I don’t want anything from you …
The words danced around in my head along with the image of the young woman dressed in convict orange.
It was a good thing she felt that way because I was pretty sure after Lottie and the string of disastrous women that came after her, I didn’t have anything besides my knowledge of the law and my skill at working the legal system to give to anyone.
CHAPTER 3
Avett
It was a sleepless night in lockup and not because of the scorned cell mate. She had actually quieted down some after I told her my dad’s words of wisdom. She did spend several hours muttering to herself, questioning what she had done, what her kids were going to do without her, but she eventually fell asleep. That left me alone, in the not quite silent jail cell, worrying about what my dad was going to say when Quaid, the too handsome for my own good lawyer, called him. I turned over every scenario I could imagine in my mind, and none of them added up to Brite Walker being in that courtroom when I went before the judge.
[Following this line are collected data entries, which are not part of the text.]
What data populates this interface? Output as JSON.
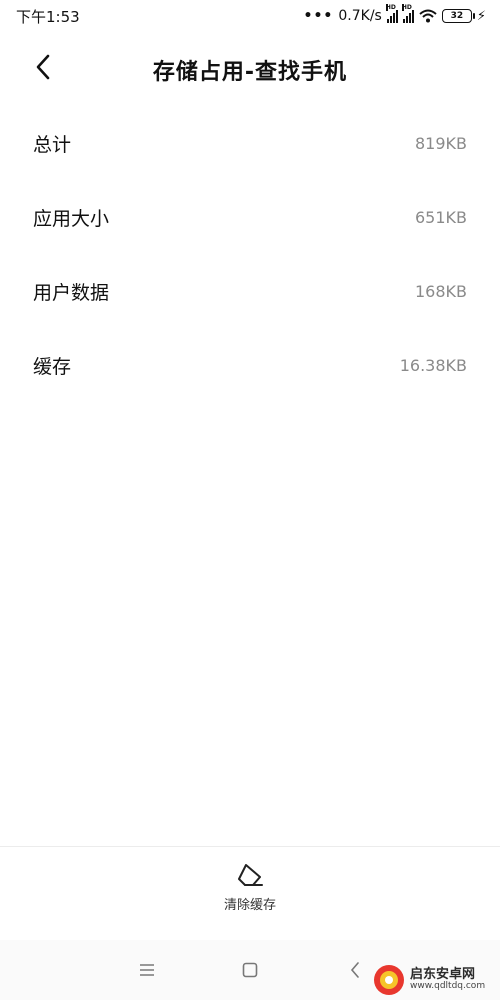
{
  "status_bar": {
    "time": "下午1:53",
    "dots": "•••",
    "speed": "0.7K/s",
    "battery": "32",
    "hd_label": "HD"
  },
  "header": {
    "title": "存储占用-查找手机"
  },
  "storage_rows": [
    {
      "label": "总计",
      "value": "819KB"
    },
    {
      "label": "应用大小",
      "value": "651KB"
    },
    {
      "label": "用户数据",
      "value": "168KB"
    },
    {
      "label": "缓存",
      "value": "16.38KB"
    }
  ],
  "actions": {
    "clear_cache_label": "清除缓存"
  },
  "watermark": {
    "name": "启东安卓网",
    "url": "www.qdltdq.com"
  },
  "colors": {
    "text": "#111111",
    "value": "#8a8a8a",
    "accent_watermark": "#e8372e"
  }
}
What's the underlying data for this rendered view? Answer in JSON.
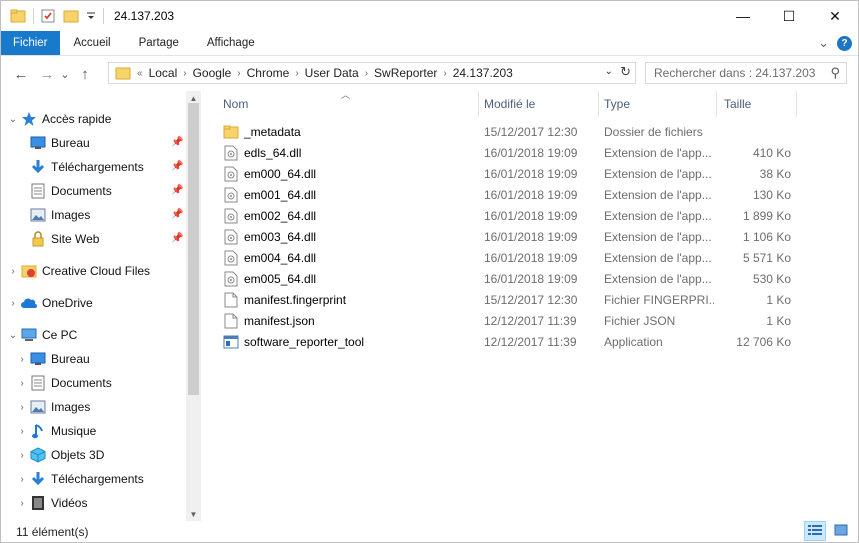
{
  "window": {
    "title": "24.137.203",
    "minimize": "—",
    "maximize": "☐",
    "close": "✕"
  },
  "ribbon": {
    "tabs": [
      "Fichier",
      "Accueil",
      "Partage",
      "Affichage"
    ],
    "collapse": "⌄",
    "help": "?"
  },
  "nav": {
    "back": "←",
    "forward": "→",
    "recent": "⌄",
    "up": "↑",
    "overflow": "«",
    "breadcrumb": [
      "Local",
      "Google",
      "Chrome",
      "User Data",
      "SwReporter",
      "24.137.203"
    ],
    "search_placeholder": "Rechercher dans : 24.137.203"
  },
  "sidebar": {
    "items": [
      {
        "label": "Accès rapide",
        "icon": "star-icon"
      },
      {
        "label": "Bureau",
        "icon": "desktop-icon"
      },
      {
        "label": "Téléchargements",
        "icon": "download-icon"
      },
      {
        "label": "Documents",
        "icon": "documents-icon"
      },
      {
        "label": "Images",
        "icon": "images-icon"
      },
      {
        "label": "Site Web",
        "icon": "lock-folder-icon"
      },
      {
        "label": "Creative Cloud Files",
        "icon": "creative-cloud-folder-icon"
      },
      {
        "label": "OneDrive",
        "icon": "onedrive-cloud-icon"
      },
      {
        "label": "Ce PC",
        "icon": "computer-icon"
      },
      {
        "label": "Bureau",
        "icon": "desktop-icon"
      },
      {
        "label": "Documents",
        "icon": "documents-icon"
      },
      {
        "label": "Images",
        "icon": "images-icon"
      },
      {
        "label": "Musique",
        "icon": "music-icon"
      },
      {
        "label": "Objets 3D",
        "icon": "cube-icon"
      },
      {
        "label": "Téléchargements",
        "icon": "download-icon"
      },
      {
        "label": "Vidéos",
        "icon": "video-icon"
      }
    ]
  },
  "columns": {
    "name": "Nom",
    "modified": "Modifié le",
    "type": "Type",
    "size": "Taille"
  },
  "files": [
    {
      "name": "_metadata",
      "date": "15/12/2017 12:30",
      "type": "Dossier de fichiers",
      "size": "",
      "icon": "folder-icon"
    },
    {
      "name": "edls_64.dll",
      "date": "16/01/2018 19:09",
      "type": "Extension de l'app...",
      "size": "410 Ko",
      "icon": "dll-file-icon"
    },
    {
      "name": "em000_64.dll",
      "date": "16/01/2018 19:09",
      "type": "Extension de l'app...",
      "size": "38 Ko",
      "icon": "dll-file-icon"
    },
    {
      "name": "em001_64.dll",
      "date": "16/01/2018 19:09",
      "type": "Extension de l'app...",
      "size": "130 Ko",
      "icon": "dll-file-icon"
    },
    {
      "name": "em002_64.dll",
      "date": "16/01/2018 19:09",
      "type": "Extension de l'app...",
      "size": "1 899 Ko",
      "icon": "dll-file-icon"
    },
    {
      "name": "em003_64.dll",
      "date": "16/01/2018 19:09",
      "type": "Extension de l'app...",
      "size": "1 106 Ko",
      "icon": "dll-file-icon"
    },
    {
      "name": "em004_64.dll",
      "date": "16/01/2018 19:09",
      "type": "Extension de l'app...",
      "size": "5 571 Ko",
      "icon": "dll-file-icon"
    },
    {
      "name": "em005_64.dll",
      "date": "16/01/2018 19:09",
      "type": "Extension de l'app...",
      "size": "530 Ko",
      "icon": "dll-file-icon"
    },
    {
      "name": "manifest.fingerprint",
      "date": "15/12/2017 12:30",
      "type": "Fichier FINGERPRI...",
      "size": "1 Ko",
      "icon": "blank-file-icon"
    },
    {
      "name": "manifest.json",
      "date": "12/12/2017 11:39",
      "type": "Fichier JSON",
      "size": "1 Ko",
      "icon": "blank-file-icon"
    },
    {
      "name": "software_reporter_tool",
      "date": "12/12/2017 11:39",
      "type": "Application",
      "size": "12 706 Ko",
      "icon": "application-icon"
    }
  ],
  "status": {
    "count": "11 élément(s)"
  },
  "colors": {
    "accent": "#1979ca",
    "folder": "#f6d36b",
    "header_text": "#4c607a",
    "secondary_text": "#6d6d6d"
  }
}
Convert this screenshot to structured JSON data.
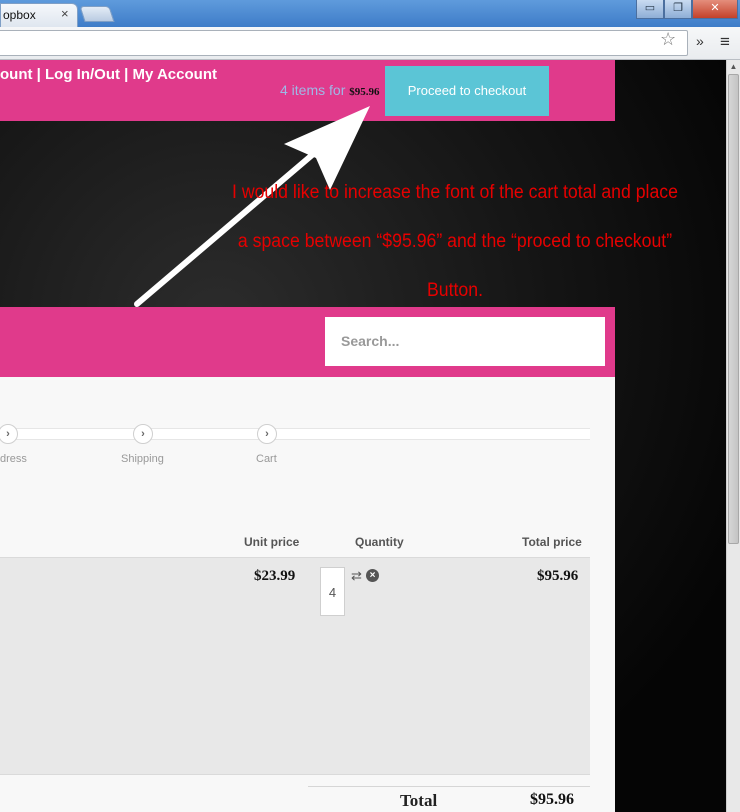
{
  "browser": {
    "tab_title": "opbox",
    "tab_close": "×",
    "window_min": "▭",
    "window_max": "❐",
    "window_close": "✕",
    "star_icon": "☆",
    "extensions_icon": "»",
    "menu_icon": "≡"
  },
  "header": {
    "account_links": "ount  | Log In/Out | My Account",
    "cart_count_text": "4 items for ",
    "cart_total": "$95.96",
    "checkout_label": "Proceed to checkout"
  },
  "annotation": {
    "line1": "I would like to increase the font of the cart total and place",
    "line2": "a space between “$95.96” and the “proced to checkout”",
    "line3": "Button."
  },
  "nav": {
    "search_placeholder": "Search..."
  },
  "steps": [
    {
      "icon": "›",
      "label": "dress"
    },
    {
      "icon": "›",
      "label": "Shipping"
    },
    {
      "icon": "›",
      "label": "Cart"
    }
  ],
  "table": {
    "headers": {
      "unit_price": "Unit price",
      "quantity": "Quantity",
      "total_price": "Total price"
    },
    "row": {
      "unit_price": "$23.99",
      "quantity": "4",
      "total_price": "$95.96"
    },
    "refresh_icon": "⇄",
    "remove_icon": "×"
  },
  "summary": {
    "total_label": "Total",
    "total_value": "$95.96"
  },
  "colors": {
    "brand_pink": "#e03a8b",
    "checkout_cyan": "#5bc5d6",
    "annotation_red": "#e60000"
  }
}
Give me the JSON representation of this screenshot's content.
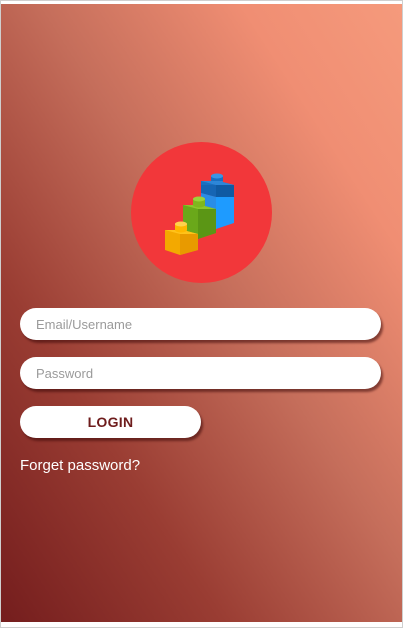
{
  "login_form": {
    "email_placeholder": "Email/Username",
    "email_value": "",
    "password_placeholder": "Password",
    "password_value": "",
    "login_label": "LOGIN",
    "forget_password_label": "Forget password?"
  },
  "logo": {
    "icon": "building-blocks-stairs-icon",
    "circle_color": "#f2373a",
    "block_colors": [
      "#ffb700",
      "#7fb71f",
      "#1e9bff",
      "#1a6fc0"
    ]
  },
  "theme": {
    "gradient_dark": "#741d1d",
    "gradient_light": "#f59a7c",
    "button_text_color": "#6e1c1c"
  }
}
He was going to be so disappointed. He was going to be so hurt. He was going to be disgusted and fed up that, once again, I hadn’t listened to him, hadn’t listened to any kind of common sense or paid attention to any of the red flags flapping wildly in my face when I decided to hook up with Jared. I wasn’t twelve anymore and it was no longer cute when I stubbornly went against the grain. No, this situation wasn’t cute at all and there was no way my always supportive, always loyal, and compassionate father was going to condone my behavior when it led to other people he cared about getting hurt. If something had happened to Asa or to the cop, who also happened to be the gorgeous, southern bartender’s girlfriend, I wouldn’t have been able to live with myself. As it was, I felt the guilt for having any part in putting them in danger weighing me down with every single step I took as I was herded into the courtroom. If I couldn’t stand myself for what I had done, how could my dad be there to offer me his massive shoulder to lean on?
The arraignment wasn’t like anything I had ever experienced before during all my other dustups with the law. I was hauled there in a van with an armed policeman in the front and back. I was transported with other women, and I learned quickly that the different colored jumpsuits they had us in represented the different levels of offenses that we were waiting to be arraigned on. It was a lot more intense and serious than any marathon of watching The Good Wife made it seem. I was forced to sit on a hard wooden bench next to a woman that told me she was waiting to be arraigned on manslaughter charges. She assured me she was innocent but that didn’t make me feel any better about the fact I was practically sitting in her lap. We were also placed behind a Plexiglas screen, which I assumed was supposed to be some kind of protection. I couldn’t tell if it was for us or for the people in the packed courtroom.